Design and Fabrication of Quasiperiodic and Periodic Structures via Phase Mask Interference Lithography

Abstract

Interference Lithography (IL) based techniques are attractive candidates for high thorough-put fabrication of complex 3-dimensional quasiperiodic and periodic sub-micron structures. Phase mask interference lithography reduces the experimental challenges of conventional IL by incorporating all optical elements into a single diffractive optical element. To date, the prediction of structures obtained from phase masks and the inverse problem of the design of the phase mask for a target structure are not completely solved problems, leaving gaps in rational design rules of phase masks. We offer a route to design, intuitively and effectively, several classes of simple and staggered 3D axial quasiperiodic structures as well as 3D periodic structures by considering the Fourier symmetries of the phase mask. We show that a generalized Fourier-based method allows us to predict and calculate the types of quasiperiodic 3D structures obtainable from 2D quasiperiodic phase masks, which possess high rotational symmetries (>6) incommensurate with conventional translational periodicity, and demonstrate that such a method allows for the controlled design and choice of topologically complex structural motifs into the desired structures.
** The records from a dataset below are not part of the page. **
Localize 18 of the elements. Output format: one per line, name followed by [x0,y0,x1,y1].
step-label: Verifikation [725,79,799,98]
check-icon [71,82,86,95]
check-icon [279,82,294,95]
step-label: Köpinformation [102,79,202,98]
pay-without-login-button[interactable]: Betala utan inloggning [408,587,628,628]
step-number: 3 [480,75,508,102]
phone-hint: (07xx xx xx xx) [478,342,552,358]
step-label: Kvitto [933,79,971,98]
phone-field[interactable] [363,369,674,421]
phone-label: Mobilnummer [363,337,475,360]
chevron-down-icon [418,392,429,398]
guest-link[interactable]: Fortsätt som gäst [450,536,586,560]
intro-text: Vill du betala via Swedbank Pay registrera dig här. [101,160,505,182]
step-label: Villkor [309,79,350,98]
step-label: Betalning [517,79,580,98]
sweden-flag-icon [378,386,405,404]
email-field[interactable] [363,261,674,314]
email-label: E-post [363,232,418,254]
We then corroborate this structure prediction model with near-field scanning optical microscopy (NFSOM) measurements for transparent 2D quasiperiodic phase masks (90nm resolution). This is of particular importance for the fabrication of quasiperiodic structures because their Fourier structure is complex and very sensitive to fabrication conditions. A tandem theoretical design and NFSOM tool aids in identifying target candidate structures before fabrication, ensuring bi-continuity of the photoresist and air networks and other desired structural features. Moreover, this approach offers a more efficient selection process of masks for fabrication of complex quasiperiodic and periodic 3-D submicron structures for photonics, phononics and other applications requiring topologically complex structural motifs. Finally, we fabricate the corresponding 3D structures using phase mask based lithographic methods with pulsed lasers operating at 355nm, in SU-8 epoxy resin and show, with confocal microscopy the good agreement between the theoretically designed structures and the experimentally fabricated structures.